Cepat atau lambat, semua akan berlalu. Tidak semua kisah cinta berakhir dengan bahagia dan menyakitkan. Aku pasrah pada apa yang pernah dititipkan dan tetap berjuang sebisaku. Sampai aku lelah dan ingin beristirahat dari kisah ini.

Air laut pun tidak akan selamanya berombak. Akan ada surut.

4. Apapun yang terjadi, tetaplah setia.

Ketulusaan itu hanya dimiliki orang-orang yang setia

Ketulusaan itu hanya dimiliki orang-orang yang setia via http://assets.rollingstone.com

Setelah semuanya terjadi, aku tetap memilih setia. Meskipun banyak alasan untuk pergi, tapi tidak semudah apa yang mereka katakan. Aku hidup dengan pola pikirku dan aku percaya jika keputusanku salah, ada rasa puas dalam hatiku kelak. Kini semua bukan membaik, malah menurutku lebih buruk. Sekali untuk berkomunikasi saja terasa sulit, dia lakukan malah balas message, dia mampu hanya menjawab dengan kata paling simpel 3 huruf.

Entah kenapa denganku? Aku tetap ingin bertahan dengan situasi seperti ini. Aku nyaman ketika dia menyakitiku. Ini hal bodoh yang pernah aku lakukan selama kuhidup. Begitu sulit rasanya untuk bertahan, apalagi kini ada pria lain yang mencoba menggoyahkan hatiku. Untuk memulai saja, aku tidak punya keinginan dan keberanian. Aku menikmati setiap luka yang kamu berikan dan memilih setia menikmati kebahagiaan itu.

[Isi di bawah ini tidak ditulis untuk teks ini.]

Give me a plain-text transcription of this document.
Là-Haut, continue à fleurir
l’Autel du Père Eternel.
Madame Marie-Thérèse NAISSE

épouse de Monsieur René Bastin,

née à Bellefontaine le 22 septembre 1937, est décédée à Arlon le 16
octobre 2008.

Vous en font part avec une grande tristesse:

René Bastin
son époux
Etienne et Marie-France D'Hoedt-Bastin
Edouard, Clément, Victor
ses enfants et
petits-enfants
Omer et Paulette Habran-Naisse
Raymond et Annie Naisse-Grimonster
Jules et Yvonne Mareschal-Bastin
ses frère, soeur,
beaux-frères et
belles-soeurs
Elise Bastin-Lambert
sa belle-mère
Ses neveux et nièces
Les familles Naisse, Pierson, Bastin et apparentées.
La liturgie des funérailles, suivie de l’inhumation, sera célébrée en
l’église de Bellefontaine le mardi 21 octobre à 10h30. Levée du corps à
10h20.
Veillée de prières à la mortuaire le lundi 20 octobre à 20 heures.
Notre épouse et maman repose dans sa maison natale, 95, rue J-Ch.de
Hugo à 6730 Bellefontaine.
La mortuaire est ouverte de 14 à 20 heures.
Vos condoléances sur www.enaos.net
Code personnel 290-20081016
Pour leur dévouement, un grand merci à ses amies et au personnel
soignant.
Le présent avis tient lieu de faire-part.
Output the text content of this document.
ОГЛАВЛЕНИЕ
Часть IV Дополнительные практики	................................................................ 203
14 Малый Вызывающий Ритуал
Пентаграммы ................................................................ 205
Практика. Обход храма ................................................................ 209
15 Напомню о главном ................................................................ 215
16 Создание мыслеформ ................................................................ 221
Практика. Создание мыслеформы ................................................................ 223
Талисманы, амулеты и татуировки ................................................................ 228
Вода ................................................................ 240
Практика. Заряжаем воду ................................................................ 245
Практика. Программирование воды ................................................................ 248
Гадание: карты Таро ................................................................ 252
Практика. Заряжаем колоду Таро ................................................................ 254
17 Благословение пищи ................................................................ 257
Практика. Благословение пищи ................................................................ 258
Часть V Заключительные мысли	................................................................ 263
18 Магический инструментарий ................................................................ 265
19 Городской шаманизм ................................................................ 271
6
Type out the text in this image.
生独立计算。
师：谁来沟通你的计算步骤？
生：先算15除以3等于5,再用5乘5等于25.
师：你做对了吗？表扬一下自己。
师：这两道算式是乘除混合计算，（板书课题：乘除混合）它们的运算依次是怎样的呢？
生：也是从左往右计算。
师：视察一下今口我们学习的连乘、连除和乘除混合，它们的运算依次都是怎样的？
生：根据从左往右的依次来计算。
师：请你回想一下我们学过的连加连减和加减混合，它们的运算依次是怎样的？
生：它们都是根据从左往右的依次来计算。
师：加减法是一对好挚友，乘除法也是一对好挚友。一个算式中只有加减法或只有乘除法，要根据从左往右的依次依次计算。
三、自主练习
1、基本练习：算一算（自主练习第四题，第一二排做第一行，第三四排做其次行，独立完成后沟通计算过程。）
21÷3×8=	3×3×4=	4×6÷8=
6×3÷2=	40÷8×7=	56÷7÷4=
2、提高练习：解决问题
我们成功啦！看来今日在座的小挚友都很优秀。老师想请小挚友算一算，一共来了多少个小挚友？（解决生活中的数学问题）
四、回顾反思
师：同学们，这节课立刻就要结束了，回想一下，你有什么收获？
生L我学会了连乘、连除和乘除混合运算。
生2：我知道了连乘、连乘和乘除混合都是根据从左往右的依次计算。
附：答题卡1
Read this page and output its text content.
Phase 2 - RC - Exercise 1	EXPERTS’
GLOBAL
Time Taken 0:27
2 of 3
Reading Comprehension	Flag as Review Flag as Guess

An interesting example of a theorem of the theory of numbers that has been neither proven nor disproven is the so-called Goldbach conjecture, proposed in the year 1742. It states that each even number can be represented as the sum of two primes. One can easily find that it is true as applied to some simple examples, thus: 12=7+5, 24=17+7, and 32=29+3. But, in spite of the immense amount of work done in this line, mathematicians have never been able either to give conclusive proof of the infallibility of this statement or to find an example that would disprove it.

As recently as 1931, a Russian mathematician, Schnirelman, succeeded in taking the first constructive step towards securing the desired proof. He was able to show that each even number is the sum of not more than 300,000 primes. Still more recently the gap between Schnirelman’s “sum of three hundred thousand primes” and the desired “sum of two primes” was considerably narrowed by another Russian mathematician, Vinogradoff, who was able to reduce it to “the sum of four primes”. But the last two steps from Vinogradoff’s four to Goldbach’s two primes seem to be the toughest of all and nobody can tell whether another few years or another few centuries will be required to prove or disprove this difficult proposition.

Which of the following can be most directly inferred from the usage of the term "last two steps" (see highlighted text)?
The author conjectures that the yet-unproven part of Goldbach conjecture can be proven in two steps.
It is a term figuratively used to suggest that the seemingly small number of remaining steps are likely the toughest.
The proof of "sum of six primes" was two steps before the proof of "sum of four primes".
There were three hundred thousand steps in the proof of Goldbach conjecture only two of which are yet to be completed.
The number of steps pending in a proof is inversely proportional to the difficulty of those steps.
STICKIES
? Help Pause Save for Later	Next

Aku percaya, hatiku punya batas waktu untuk bertahan.

5. Inginku, saat ini bertemu denganmu. Akan kupastikan kesetiaanku dan kesetiaanmu.

Kupastikan kau bahagia

Kupastikan kau bahagia via https://www.google.com

Kali ini, kupastikan kau bahagia dengan semuanya. Keadaan ini cukup membuatku tersiksa, terlalu lama menyita waktuku, sampai aku mengorbankan pekerjaannku dan balik ke kota itu. Meskipun dia tidak memintanya, sudah waktunya aku dan dia berbicara berdua. Aku sampai mengorbankan pekerjaanku meskipun menurut sebagian orang, ini adalah sia-sia. Aku hanya ingin memastikan segalanya dan sekarang aku siap denga segala resikonya.

Tidak ada yang sia-sia dalam kehidupan ini.